The newspapers are betting they can do more on a bigger, cheaper scale using machine learning. While the notion of a text-to-speech tool might call to mind robotic recitation, deep learning has advanced the technology well past Microsoft Sam in the last couple years, spurred by advances in processing power and compression that make training voice models easier, analysts say.
“Text-to-speech has dramatically progressed in the last two to three years,” said Holger Mueller, a principal analyst and vp at Constellation Research. “The benefits are, of course, more ways of consumption for people and faster, easier and cheaper production.”
Jeff Moriarty, Gannett’s svp of consumer products, said his company has been exploring the possibilities of text-to-speech for years, but the latest AI advancements feel like a major milestone for the technology. “The quality is good enough that people actually have a harder time distinguishing the difference than ever,” Moriarty said.
Other applications of AI text-to-speech
- Google has launched a tool called Duplex, an AI voice that calls restaurants and hair salons to book reservations on behalf of users. The tool sounds so realistic that it initially faced controversy for not disclosing upfront that service staff were speaking with AI.
- Jay-Z’s record label Roc Nation recently served a YouTube channel with a cease-and-desist order for using neural networks to deepfake the rapper’s voice. The channel, Vocal Synthesis, specializes in using AI to realistically imitate the voices of celebrities.
- Research group OpenAI released a tool called Jukebox that is able to generate songs complete with lyrics and backing instrumentals in any of dozens of genres instantaneously.
That was not the case when Greg Doufas, chief technology and digital officer at The Globe and Mail, first looked into the possibility of text-to-speech tech a few years ago when Amazon’s virtual assistant Alexa was beginning to take off. “[The technology] wasn’t there yet. It wasn’t something we could put our brand behind,” Doufas said.

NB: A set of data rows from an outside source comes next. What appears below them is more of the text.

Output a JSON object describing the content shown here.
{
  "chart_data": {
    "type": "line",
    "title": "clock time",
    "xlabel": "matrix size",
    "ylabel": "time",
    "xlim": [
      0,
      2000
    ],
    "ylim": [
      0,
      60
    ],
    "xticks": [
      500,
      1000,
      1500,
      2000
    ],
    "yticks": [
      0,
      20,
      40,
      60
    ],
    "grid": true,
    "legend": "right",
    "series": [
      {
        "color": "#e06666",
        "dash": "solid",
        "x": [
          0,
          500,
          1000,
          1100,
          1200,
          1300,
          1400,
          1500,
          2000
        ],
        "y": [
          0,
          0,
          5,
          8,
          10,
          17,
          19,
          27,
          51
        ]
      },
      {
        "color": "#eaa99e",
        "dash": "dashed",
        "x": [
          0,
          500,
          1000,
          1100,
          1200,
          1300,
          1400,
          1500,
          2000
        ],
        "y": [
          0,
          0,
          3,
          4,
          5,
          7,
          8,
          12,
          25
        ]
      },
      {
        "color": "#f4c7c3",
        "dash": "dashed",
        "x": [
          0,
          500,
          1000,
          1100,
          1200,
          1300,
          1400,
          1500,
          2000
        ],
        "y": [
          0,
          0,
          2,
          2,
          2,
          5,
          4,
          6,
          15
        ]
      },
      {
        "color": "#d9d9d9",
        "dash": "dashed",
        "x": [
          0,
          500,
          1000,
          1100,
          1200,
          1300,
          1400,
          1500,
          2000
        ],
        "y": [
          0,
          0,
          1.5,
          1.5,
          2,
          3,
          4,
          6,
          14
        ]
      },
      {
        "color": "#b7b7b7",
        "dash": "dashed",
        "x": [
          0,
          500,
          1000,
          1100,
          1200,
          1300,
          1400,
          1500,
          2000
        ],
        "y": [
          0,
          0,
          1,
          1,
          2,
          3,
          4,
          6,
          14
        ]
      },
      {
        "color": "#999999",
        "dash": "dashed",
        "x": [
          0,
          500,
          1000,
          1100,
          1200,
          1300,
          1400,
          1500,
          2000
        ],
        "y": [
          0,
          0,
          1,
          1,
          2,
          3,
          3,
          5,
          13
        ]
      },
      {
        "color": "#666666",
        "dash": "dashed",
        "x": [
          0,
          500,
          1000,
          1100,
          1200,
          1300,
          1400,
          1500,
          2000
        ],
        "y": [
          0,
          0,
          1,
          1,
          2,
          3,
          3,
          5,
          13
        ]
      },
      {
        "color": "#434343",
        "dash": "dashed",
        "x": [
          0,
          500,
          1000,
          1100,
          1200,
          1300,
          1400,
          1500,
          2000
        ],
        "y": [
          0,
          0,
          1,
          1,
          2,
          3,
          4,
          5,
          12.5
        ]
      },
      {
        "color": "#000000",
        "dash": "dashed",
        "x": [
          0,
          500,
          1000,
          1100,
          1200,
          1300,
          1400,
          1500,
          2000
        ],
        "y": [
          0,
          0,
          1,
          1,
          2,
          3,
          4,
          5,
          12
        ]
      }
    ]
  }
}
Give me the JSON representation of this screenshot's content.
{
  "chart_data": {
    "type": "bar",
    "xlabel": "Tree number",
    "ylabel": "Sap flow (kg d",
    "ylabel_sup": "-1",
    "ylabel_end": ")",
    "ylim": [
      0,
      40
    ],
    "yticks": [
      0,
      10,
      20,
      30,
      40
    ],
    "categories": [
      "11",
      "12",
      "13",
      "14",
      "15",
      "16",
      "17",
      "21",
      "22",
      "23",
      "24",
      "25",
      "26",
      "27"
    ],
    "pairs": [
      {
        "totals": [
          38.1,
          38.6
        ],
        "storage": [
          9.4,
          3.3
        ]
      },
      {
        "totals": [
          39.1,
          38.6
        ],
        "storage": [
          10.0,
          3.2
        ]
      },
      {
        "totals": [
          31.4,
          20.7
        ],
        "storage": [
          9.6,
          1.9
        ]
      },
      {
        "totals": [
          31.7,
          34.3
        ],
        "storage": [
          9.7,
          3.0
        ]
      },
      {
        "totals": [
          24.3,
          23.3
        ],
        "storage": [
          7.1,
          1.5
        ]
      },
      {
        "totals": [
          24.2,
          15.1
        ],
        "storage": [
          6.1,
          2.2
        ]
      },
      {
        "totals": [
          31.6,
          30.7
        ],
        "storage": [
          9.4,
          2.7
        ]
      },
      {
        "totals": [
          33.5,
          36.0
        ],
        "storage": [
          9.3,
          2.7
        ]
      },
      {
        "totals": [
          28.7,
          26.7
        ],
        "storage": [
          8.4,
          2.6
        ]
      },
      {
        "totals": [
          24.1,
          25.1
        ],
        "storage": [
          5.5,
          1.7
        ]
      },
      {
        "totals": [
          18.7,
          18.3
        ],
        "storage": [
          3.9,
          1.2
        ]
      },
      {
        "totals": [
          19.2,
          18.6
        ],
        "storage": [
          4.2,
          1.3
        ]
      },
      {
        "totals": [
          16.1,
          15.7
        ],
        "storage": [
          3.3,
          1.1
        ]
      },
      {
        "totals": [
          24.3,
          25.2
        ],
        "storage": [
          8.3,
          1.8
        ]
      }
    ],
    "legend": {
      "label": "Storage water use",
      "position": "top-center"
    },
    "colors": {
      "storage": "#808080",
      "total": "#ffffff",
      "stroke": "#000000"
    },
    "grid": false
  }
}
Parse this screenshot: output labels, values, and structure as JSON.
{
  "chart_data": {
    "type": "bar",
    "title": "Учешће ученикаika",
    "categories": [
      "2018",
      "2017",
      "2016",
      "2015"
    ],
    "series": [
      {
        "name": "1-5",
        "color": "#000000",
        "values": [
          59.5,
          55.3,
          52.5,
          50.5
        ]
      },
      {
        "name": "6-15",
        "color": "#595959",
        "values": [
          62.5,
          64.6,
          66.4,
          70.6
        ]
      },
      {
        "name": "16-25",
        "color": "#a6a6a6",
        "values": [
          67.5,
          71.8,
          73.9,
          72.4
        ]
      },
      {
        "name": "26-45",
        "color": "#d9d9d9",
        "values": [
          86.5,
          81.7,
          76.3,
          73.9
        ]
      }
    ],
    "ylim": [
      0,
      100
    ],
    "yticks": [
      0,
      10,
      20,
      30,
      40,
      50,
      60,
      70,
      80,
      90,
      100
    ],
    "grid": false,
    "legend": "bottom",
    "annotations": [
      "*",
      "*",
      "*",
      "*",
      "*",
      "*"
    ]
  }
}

Doufas was initially skeptical when Amazon first pitched the paper’s executives on the tech giant’s AI narration about a year ago—until they heard it for themselves.
The newspaper has since embedded an audio player in most of its online articles that can read the story in English, French or Mandarin in a male or female voice. The tool also lets readers organize playlists of articles they want to hear from a car radio or headphones while on the go or through a smart speaker while doing chores at home.